We are living in the technology world in which Development of communication and e-commerce has made credit card as the most common technique of payment for both online and offline mode of purchases. As the e-commerce has increased, the buying and selling the product online is becoming very easy and comfortable to everyone in the daily life.
Due to this, the online payment and online banking with credit card is increased. The fraud also happens when we lost our credit card or it get stole. Recently due to COVID-19 everything has become contactless so the use of credit card has increased. The transaction is done on online shopping and online payment is done from many places so it become difficult to recognise the real transaction and the fraud transaction. So, it becomes difficulty for the bank to stop fraud detection.
In this paper it clearly explains about how fraud can be detected by using the Unsupervised Machine Learning using the algorithm and by using the algorithm technique like Isolated Forest, Local Outlier Factor and One class SVM.
Introduction
I. INTRODUCTION
From the movement the e-commerce payment system it has found that there have always been a people who will find new ways to access someone’s finances illegally. This has become major problem now a days because all the online transaction is being through the credit card. The fraud also happens by sharing the card number and the CVV of the card. In the Covid-19 situation thefraud through the online mode has become more by sharing the card detail and the phone number. So, it become difficult for bank to recognise the fraud happen.
A. Fraud trends in India
Credit Card Fraud Detection with Machine Learning is a process of data investigation by a Data Science team and the development of a model that will provide the best results in revealing and preventing fraudulent transactions.
II. MACHINE LEARNING
Machine learning (ML) is a type of artificial intelligence (AI) that allows software applications to become more accurate at predicting outcomes without being explicitly programmed to do so. Machine learning algorithms use historical data as input to predict new output values.

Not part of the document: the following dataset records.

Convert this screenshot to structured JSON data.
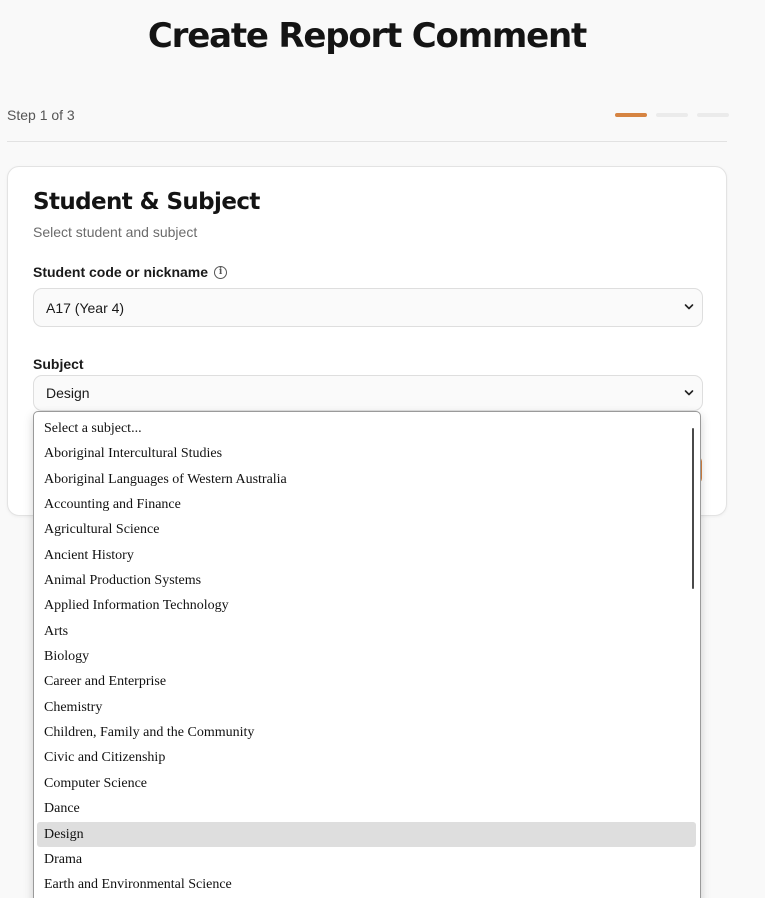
{
  "header": {
    "title": "Create Report Comment"
  },
  "stepper": {
    "label": "Step 1 of 3",
    "current": 1,
    "total": 3,
    "accent": "#d68442"
  },
  "card": {
    "title": "Student & Subject",
    "subtitle": "Select student and subject",
    "student": {
      "label": "Student code or nickname",
      "value": "A17 (Year 4)"
    },
    "subject": {
      "label": "Subject",
      "value": "Design"
    }
  },
  "dropdown": {
    "selected": "Design",
    "options": [
      "Select a subject...",
      "Aboriginal Intercultural Studies",
      "Aboriginal Languages of Western Australia",
      "Accounting and Finance",
      "Agricultural Science",
      "Ancient History",
      "Animal Production Systems",
      "Applied Information Technology",
      "Arts",
      "Biology",
      "Career and Enterprise",
      "Chemistry",
      "Children, Family and the Community",
      "Civic and Citizenship",
      "Computer Science",
      "Dance",
      "Design",
      "Drama",
      "Earth and Environmental Science"
    ]
  },
  "icons": {
    "info": "info-icon",
    "chevron": "chevron-down-icon"
  }
}
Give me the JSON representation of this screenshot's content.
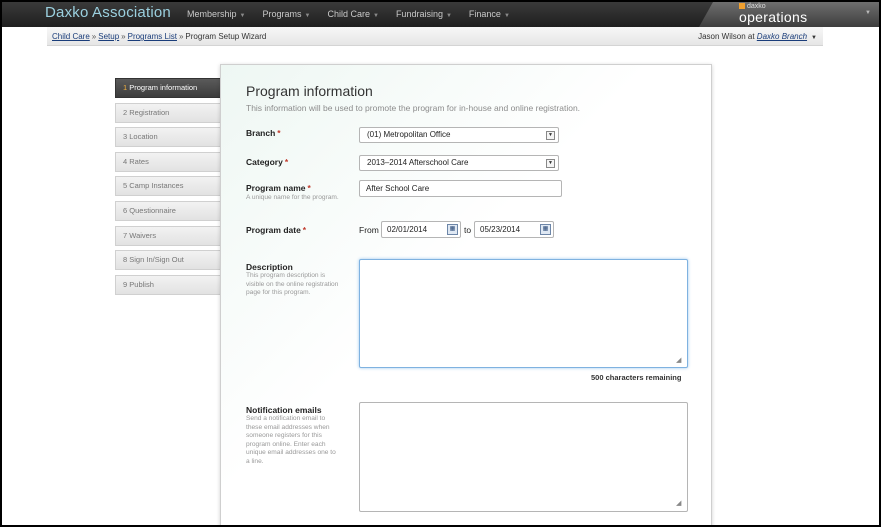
{
  "header": {
    "brand": "Daxko Association",
    "nav": [
      {
        "label": "Membership"
      },
      {
        "label": "Programs"
      },
      {
        "label": "Child Care"
      },
      {
        "label": "Fundraising"
      },
      {
        "label": "Finance"
      }
    ],
    "product_small": "daxko",
    "product_big": "operations"
  },
  "breadcrumb": {
    "items": [
      "Child Care",
      "Setup",
      "Programs List"
    ],
    "current": "Program Setup Wizard",
    "separator": "»"
  },
  "user": {
    "name": "Jason Wilson",
    "at": "at",
    "branch": "Daxko Branch"
  },
  "steps": [
    {
      "num": "1",
      "label": "Program information"
    },
    {
      "num": "2",
      "label": "Registration"
    },
    {
      "num": "3",
      "label": "Location"
    },
    {
      "num": "4",
      "label": "Rates"
    },
    {
      "num": "5",
      "label": "Camp Instances"
    },
    {
      "num": "6",
      "label": "Questionnaire"
    },
    {
      "num": "7",
      "label": "Waivers"
    },
    {
      "num": "8",
      "label": "Sign In/Sign Out"
    },
    {
      "num": "9",
      "label": "Publish"
    }
  ],
  "form": {
    "title": "Program information",
    "subtitle": "This information will be used to promote the program for in-house and online registration.",
    "branch": {
      "label": "Branch",
      "value": "(01) Metropolitan Office"
    },
    "category": {
      "label": "Category",
      "value": "2013–2014 Afterschool Care"
    },
    "program_name": {
      "label": "Program name",
      "hint": "A unique name for the program.",
      "value": "After School Care"
    },
    "program_date": {
      "label": "Program date",
      "from_label": "From",
      "from": "02/01/2014",
      "to_label": "to",
      "to": "05/23/2014"
    },
    "description": {
      "label": "Description",
      "hint": "This program description is visible on the online registration page for this program.",
      "remaining": "500 characters remaining"
    },
    "notification": {
      "label": "Notification emails",
      "hint": "Send a notification email to these email addresses when someone registers for this program online. Enter each unique email addresses one to a line."
    },
    "required_mark": "*"
  }
}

There are two mostly used method in Machine Learning
They are:
Supervised Learning
Unsupervised Learning
III. HOW MACHINE LEARNING HELPS WITH FRAUD DETECTION?
The key objective of any credit card fraud detection system is to identify suspicious events and report them to an analyst while letting normal transactions be automatically processed.
Higher Accuracy of Fraud Detection: Compared to rule-based solutions, machine learning tools have higher precision and return more relevant results as they consider multiple additional factors. This is because ML technologies can consider many more data points, including the tiniest details of behaviour patterns associated with a particular account.
Less Manual Work Needed for Additional Verification: Enhanced accuracy leads reduces the burden on analysts. People are unable to check all transactions manually.
Fewer False Declines: False declines or false positives happen when a system identifies a legitimate transaction as suspicious and wrongly cancels it.
Ability to Identify New Patterns and Adapt to Changes: Unlike rule-based systems, ML algorithms are aligned with a constantly changing environment and financial conditions. They enable analysts to identify new suspicious patterns and create new rules to prevent new types of scams.
A. Rule-based vs ML-based Fraud Detection
IV. ANOMALY DETECTION
An outlier is nothing but a data point that differs significantly from other data points in the given dataset. Anomaly detection is the process of finding the outlier in the data, i.e., points that are significantly different from the majority of the other data points.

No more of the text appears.